TEMPO Interaktif, Jakarta: Anggota Komisi Hukum Dewan Perwakilan Rakyat Lukman Hakim Syaifuddin mengusulkan agar masalah biaya perkara hukum diselesaikan melalui Mahkamah Konstitusi.
"Karena ada dua persepsi yang berbeda terhadap undang-undang," kata Lukman kepada Tempo, Minggu (20/4). Perseteruan mengenai biaya perkara ini dimulai ketika Badan Pemeriksa Keuangan (BPK) melaporkan Mahkamah Agung ke polisi pada 13 September 2007. Alasannya, karena mahkamah menolak diaudit terkait penggunaan biaya perkara.
Presiden pun sudah turun tangan untuk meredakan ketegangan kedua lembaga ini. Pada 22 September tahun lalu, Presiden Susilo Bambang Yudhoyono mengundang Ketua BPK Anwar Nasution dan Ketua MA Bagir Manan ke Istana.
Pertemuan itu menggagas pembentukan Rancangan Peraturan Pemerintah (RPP) tentang penarikan Penerimaan Negara Bukan Pajak (PNBP) dari biaya perkara. Kemudian BPK dan MA pun menyusun rancangan peraturan tersebut.
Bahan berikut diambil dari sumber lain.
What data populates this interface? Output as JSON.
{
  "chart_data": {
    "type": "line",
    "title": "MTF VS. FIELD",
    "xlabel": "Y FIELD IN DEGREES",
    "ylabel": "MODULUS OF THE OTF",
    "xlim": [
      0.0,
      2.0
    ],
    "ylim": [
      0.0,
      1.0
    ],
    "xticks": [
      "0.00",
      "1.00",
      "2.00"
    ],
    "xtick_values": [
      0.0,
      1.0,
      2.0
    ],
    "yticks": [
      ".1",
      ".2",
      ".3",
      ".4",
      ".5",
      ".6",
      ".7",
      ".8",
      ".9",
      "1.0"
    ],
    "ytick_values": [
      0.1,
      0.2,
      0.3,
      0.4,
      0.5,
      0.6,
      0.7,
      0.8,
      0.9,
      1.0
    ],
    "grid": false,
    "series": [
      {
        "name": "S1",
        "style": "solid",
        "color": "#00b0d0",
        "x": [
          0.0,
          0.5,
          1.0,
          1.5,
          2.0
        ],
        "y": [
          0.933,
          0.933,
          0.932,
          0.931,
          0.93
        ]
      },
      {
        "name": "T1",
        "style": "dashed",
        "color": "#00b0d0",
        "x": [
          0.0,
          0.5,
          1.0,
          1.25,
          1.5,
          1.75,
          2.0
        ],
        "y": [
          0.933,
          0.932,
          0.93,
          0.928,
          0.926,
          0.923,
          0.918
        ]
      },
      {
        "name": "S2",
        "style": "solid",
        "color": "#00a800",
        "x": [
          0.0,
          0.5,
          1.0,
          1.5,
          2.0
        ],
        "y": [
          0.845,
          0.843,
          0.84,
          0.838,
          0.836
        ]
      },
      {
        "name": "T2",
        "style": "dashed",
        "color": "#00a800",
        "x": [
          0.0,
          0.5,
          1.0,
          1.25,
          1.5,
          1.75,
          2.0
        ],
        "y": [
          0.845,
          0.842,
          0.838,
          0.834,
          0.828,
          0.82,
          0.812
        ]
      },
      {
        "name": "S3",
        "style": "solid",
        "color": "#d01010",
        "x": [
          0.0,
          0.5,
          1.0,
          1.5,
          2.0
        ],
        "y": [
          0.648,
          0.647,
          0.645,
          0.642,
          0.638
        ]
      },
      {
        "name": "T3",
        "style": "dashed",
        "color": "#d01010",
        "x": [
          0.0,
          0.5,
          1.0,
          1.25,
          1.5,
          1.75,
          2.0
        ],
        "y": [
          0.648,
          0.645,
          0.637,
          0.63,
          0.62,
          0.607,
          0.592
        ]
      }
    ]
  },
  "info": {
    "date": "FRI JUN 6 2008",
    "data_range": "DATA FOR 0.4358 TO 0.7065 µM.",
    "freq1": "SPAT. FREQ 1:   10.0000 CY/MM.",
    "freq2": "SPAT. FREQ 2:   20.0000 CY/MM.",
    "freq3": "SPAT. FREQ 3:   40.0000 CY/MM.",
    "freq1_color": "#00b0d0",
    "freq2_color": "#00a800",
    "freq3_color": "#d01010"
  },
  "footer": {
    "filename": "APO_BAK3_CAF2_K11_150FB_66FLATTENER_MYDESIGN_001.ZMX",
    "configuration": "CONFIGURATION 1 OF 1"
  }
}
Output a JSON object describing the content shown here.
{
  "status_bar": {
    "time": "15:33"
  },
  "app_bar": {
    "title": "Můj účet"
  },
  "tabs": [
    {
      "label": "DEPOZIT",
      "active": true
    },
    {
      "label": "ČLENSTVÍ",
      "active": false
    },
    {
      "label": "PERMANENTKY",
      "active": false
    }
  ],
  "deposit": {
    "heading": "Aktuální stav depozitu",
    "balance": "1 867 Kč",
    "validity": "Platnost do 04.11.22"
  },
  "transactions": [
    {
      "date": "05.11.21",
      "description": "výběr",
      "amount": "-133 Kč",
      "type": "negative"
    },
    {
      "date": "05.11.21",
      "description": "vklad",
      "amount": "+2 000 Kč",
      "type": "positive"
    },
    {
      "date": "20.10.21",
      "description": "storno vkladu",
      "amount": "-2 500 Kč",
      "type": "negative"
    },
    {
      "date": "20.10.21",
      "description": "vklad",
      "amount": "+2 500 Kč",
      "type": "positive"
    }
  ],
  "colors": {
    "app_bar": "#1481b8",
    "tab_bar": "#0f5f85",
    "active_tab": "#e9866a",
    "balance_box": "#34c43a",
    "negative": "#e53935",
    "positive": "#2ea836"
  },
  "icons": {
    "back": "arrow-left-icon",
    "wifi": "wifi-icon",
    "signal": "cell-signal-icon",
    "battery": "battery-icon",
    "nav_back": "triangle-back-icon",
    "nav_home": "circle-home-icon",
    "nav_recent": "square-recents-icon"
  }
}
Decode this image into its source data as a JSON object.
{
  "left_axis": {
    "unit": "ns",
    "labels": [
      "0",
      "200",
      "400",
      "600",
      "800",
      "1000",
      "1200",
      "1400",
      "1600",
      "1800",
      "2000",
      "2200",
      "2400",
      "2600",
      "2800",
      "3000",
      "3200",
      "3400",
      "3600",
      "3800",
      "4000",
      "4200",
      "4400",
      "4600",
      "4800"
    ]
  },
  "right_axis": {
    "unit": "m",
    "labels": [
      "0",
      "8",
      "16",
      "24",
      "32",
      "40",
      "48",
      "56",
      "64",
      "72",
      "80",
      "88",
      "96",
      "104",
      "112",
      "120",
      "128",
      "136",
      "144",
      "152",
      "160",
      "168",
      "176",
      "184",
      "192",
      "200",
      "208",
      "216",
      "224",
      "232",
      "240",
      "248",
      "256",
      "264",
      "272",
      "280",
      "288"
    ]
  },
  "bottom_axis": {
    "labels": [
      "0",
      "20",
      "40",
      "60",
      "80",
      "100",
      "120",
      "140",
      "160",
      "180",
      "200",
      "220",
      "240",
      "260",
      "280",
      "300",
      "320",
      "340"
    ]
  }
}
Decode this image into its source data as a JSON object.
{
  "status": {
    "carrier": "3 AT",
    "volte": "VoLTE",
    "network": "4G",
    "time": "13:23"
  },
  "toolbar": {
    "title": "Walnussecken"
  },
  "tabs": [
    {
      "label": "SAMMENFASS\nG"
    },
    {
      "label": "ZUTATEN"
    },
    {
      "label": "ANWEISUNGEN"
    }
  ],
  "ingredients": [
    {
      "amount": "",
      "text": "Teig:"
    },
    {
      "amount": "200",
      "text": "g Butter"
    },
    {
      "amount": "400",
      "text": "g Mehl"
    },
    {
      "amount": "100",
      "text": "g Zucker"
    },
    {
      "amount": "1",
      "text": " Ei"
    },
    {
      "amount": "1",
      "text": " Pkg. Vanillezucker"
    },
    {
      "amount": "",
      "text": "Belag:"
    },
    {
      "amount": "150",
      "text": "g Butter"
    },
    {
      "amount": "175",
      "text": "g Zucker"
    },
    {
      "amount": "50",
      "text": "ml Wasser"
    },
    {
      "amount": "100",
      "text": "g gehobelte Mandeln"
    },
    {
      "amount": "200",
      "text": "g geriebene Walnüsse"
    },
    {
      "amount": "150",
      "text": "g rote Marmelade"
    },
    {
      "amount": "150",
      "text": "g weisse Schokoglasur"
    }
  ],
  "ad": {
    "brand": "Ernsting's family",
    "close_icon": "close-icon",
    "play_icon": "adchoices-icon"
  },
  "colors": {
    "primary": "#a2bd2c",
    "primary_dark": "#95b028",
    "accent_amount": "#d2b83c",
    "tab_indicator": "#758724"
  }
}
Belakangan, mahkamah tetap menolak rancangan peraturan pemerintah tentang biaya perkara di Mahkamah Agung yang memasukkan biaya perkara dalam kategori penerimaan negara bukan pajak (PNBP).
Alasannya, berdasarkan Kitab Undang-Undang Hukum Acara Perdata (KUHAPerdata), biaya perkara didefinisikan sebagai suatu uang penjaminan perkara. Sehingga, biaya perkara bukan uang negara apalagi bagian dari penerimaan negara karena merupakan uang titipan pihak ketiga.
Sementara BPK berpendapat sikap mahkamah bertentangan dengan Undang-Undang Dasar 1945 dimana BPK bertugas memeriksa keuangan lembaga negara. Buntut perseteruan ini. BPK mengancam tidak memberikan pendapat (disclaimer) terhadap Laporan Keuangan mahkamah tahun 2007.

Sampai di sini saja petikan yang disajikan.